Nei tre mesi che ho passato a Toronto mi sono fatta conoscere per le mie torte. Ho fatto incetta di utensili e coloranti e ho dato pieno sfogo alla mia creatività. Credo di aver fatto storia, con le mie torte, nell'ufficio dove ho lavorato in quel periodo. Durante il mio soggiorno canadese ho avuto la possibilità di stare a stretto contatto con un ambiente culturale molto stimolante, ho lavorato come fotografa ufficiale agli eventi promossi dall'Istituto, ho conosciuto un ampio spettro di personalità legate a quest'ambiente e non solo. La mia identità canadese era vestita business casual, mangiava sushi almeno una volta alla settimana, aveva le unghie lunghissime e sempre curate, si intratteneva a chiacchierare con i consoli di diversi Paesi europei, degustava birre canadesi e soprattutto faceva le torte. Torte bellissime. La mia identità canadese è stata quella che ha sperimentato per la prima volta la sensazione di non essere più una studentessa ma di aver iniziato a funzionare nel mondo degli adulti.

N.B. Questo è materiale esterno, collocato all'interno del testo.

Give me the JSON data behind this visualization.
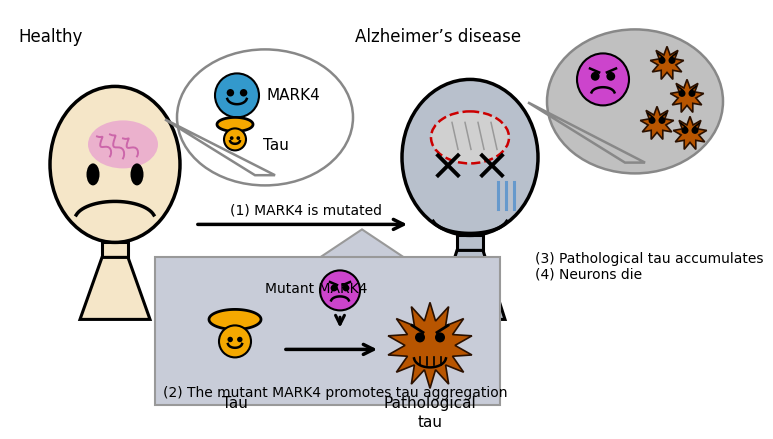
{
  "background_color": "#ffffff",
  "healthy_label": "Healthy",
  "alzheimer_label": "Alzheimer’s disease",
  "step1_label": "(1) MARK4 is mutated",
  "step2_label": "(2) The mutant MARK4 promotes tau aggregation",
  "step3_label": "(3) Pathological tau accumulates",
  "step4_label": "(4) Neurons die",
  "mark4_label": "MARK4",
  "tau_label": "Tau",
  "mutant_mark4_label": "Mutant MARK4",
  "patho_tau_label": "Pathological\ntau",
  "healthy_head_color": "#f5e6c8",
  "healthy_head_outline": "#1a1a1a",
  "sick_head_color": "#b8c0cc",
  "sick_head_outline": "#1a1a1a",
  "speech_bubble_healthy_color": "#ffffff",
  "speech_bubble_sick_color": "#c0c0c0",
  "box_color": "#c8ccd8",
  "mark4_circle_color": "#3399cc",
  "tau_drop_color": "#f5a800",
  "mutant_mark4_color": "#cc44cc",
  "patho_tau_color": "#b85500",
  "arrow_color": "#1a1a1a",
  "body_color": "#f5e6c8",
  "sick_body_color": "#b8c0cc",
  "brain_pink_color": "#e8a0d0",
  "brain_gray_color": "#d0d0d0",
  "brain_red_outline": "#cc0000",
  "tear_color": "#6699cc"
}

E poi sono andata a stare a New York e un nuovo stile di vita si è imposto sulle mie giornate. Nel giro di una settimana, avevo già preso pieno possesso di quella che sarebbe stata la mia nuova identità per quel soggiorno. Cinque chili in meno, pantaloni neri dentro gli stivali, unghie cortissime, un fiore tra i capelli legati. Sempre un filo di trucco, sempre un sorriso sulle labbra. Parlavo quattro lingue contemporaneamente, davo lezioni di italiano, frequentavo ristoranti messicani e tornavo a casa in taxi a notte fonda. E poi, verso la fine del mio soggiorno, me ne sono andata tutta sola a vedere il sole tramontare in California. Non ho fatto nemmeno una torta durante il mio soggiorno a New York, non ero più la persona che ero stata pochi mesi prima a Toronto, ero qualcun altro. A New York ero di passaggio, ero una ventata d'aria nelle vite delle persone che ho conosciuto. Sono tornata, e quella ventata è sparita. Anche quell'identità di appena pochi mesi fa non fa più parte di me.

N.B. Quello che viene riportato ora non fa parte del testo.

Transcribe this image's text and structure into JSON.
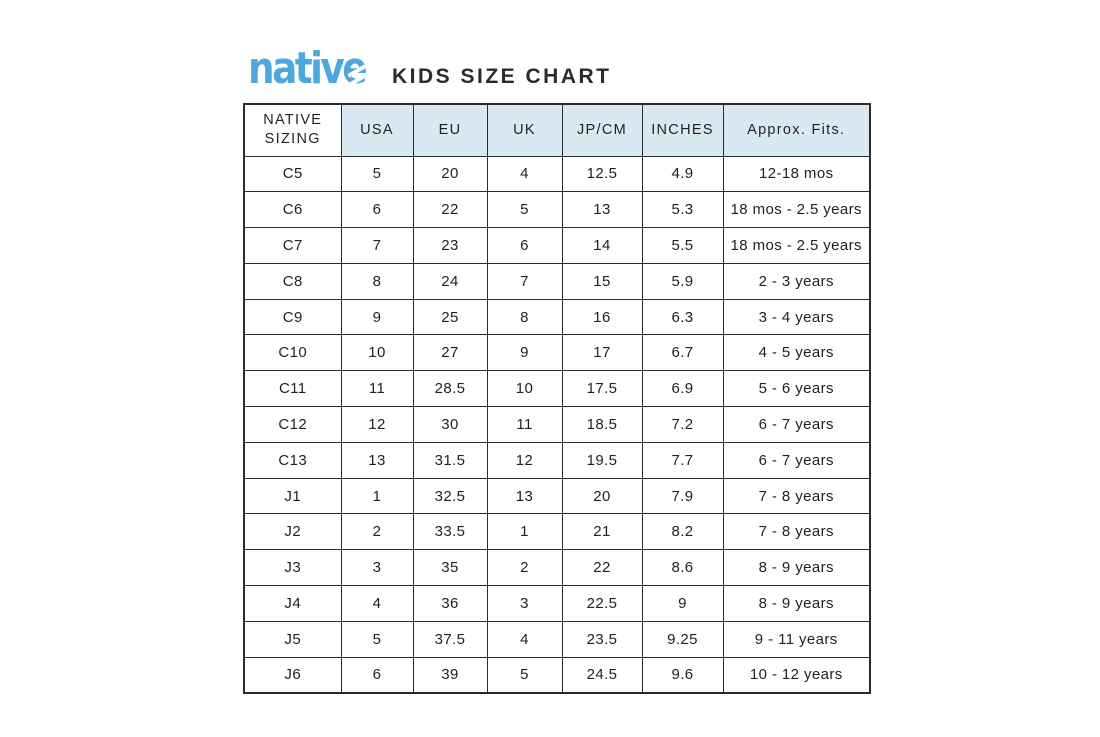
{
  "brand": {
    "logo_text": "native",
    "logo_color": "#4FA8DD",
    "title": "KIDS SIZE CHART"
  },
  "size_chart": {
    "header_bg": "#D9E9F2",
    "border_color": "#2B2B2B",
    "text_color": "#231F20",
    "columns": [
      "NATIVE SIZING",
      "USA",
      "EU",
      "UK",
      "JP/CM",
      "INCHES",
      "Approx. Fits."
    ],
    "rows": [
      [
        "C5",
        "5",
        "20",
        "4",
        "12.5",
        "4.9",
        "12-18 mos"
      ],
      [
        "C6",
        "6",
        "22",
        "5",
        "13",
        "5.3",
        "18 mos - 2.5 years"
      ],
      [
        "C7",
        "7",
        "23",
        "6",
        "14",
        "5.5",
        "18 mos - 2.5 years"
      ],
      [
        "C8",
        "8",
        "24",
        "7",
        "15",
        "5.9",
        "2 - 3 years"
      ],
      [
        "C9",
        "9",
        "25",
        "8",
        "16",
        "6.3",
        "3 - 4 years"
      ],
      [
        "C10",
        "10",
        "27",
        "9",
        "17",
        "6.7",
        "4 - 5 years"
      ],
      [
        "C11",
        "11",
        "28.5",
        "10",
        "17.5",
        "6.9",
        "5 - 6 years"
      ],
      [
        "C12",
        "12",
        "30",
        "11",
        "18.5",
        "7.2",
        "6 - 7 years"
      ],
      [
        "C13",
        "13",
        "31.5",
        "12",
        "19.5",
        "7.7",
        "6 - 7 years"
      ],
      [
        "J1",
        "1",
        "32.5",
        "13",
        "20",
        "7.9",
        "7 - 8 years"
      ],
      [
        "J2",
        "2",
        "33.5",
        "1",
        "21",
        "8.2",
        "7 - 8 years"
      ],
      [
        "J3",
        "3",
        "35",
        "2",
        "22",
        "8.6",
        "8 - 9 years"
      ],
      [
        "J4",
        "4",
        "36",
        "3",
        "22.5",
        "9",
        "8 - 9 years"
      ],
      [
        "J5",
        "5",
        "37.5",
        "4",
        "23.5",
        "9.25",
        "9 - 11 years"
      ],
      [
        "J6",
        "6",
        "39",
        "5",
        "24.5",
        "9.6",
        "10 - 12 years"
      ]
    ]
  }
}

Ora mi sono trasferita a Cracovia e so che sto di nuovo cambiando. Non sono la persona che ero a New York, non sono la persona che ero nei miei viaggi precedenti, e so di non essere nemmeno la persona che sono quando vivo a casa mia. Non ho ancora del tutto inquadrato la mia nuova identità, ma sento che si sta forgiando. Perché mi succede? Non lo so. Credo sia qualcosa che va oltre lo spirito di adattamento a un nuovo posto. È più una necessità di dover cambiare qualcosa di se stessi in modo da essere in grado di funzionare in un ambiente diverso da quello in cui si è cresciuti. Una sorta di manovra di sopravvivenza che protegge l'identità che si ha alla partenza e la mantiene intatta per quando si fa ritorno. E che rende facile, diciamolo, il procedimento di adattamento a un nuovo posto.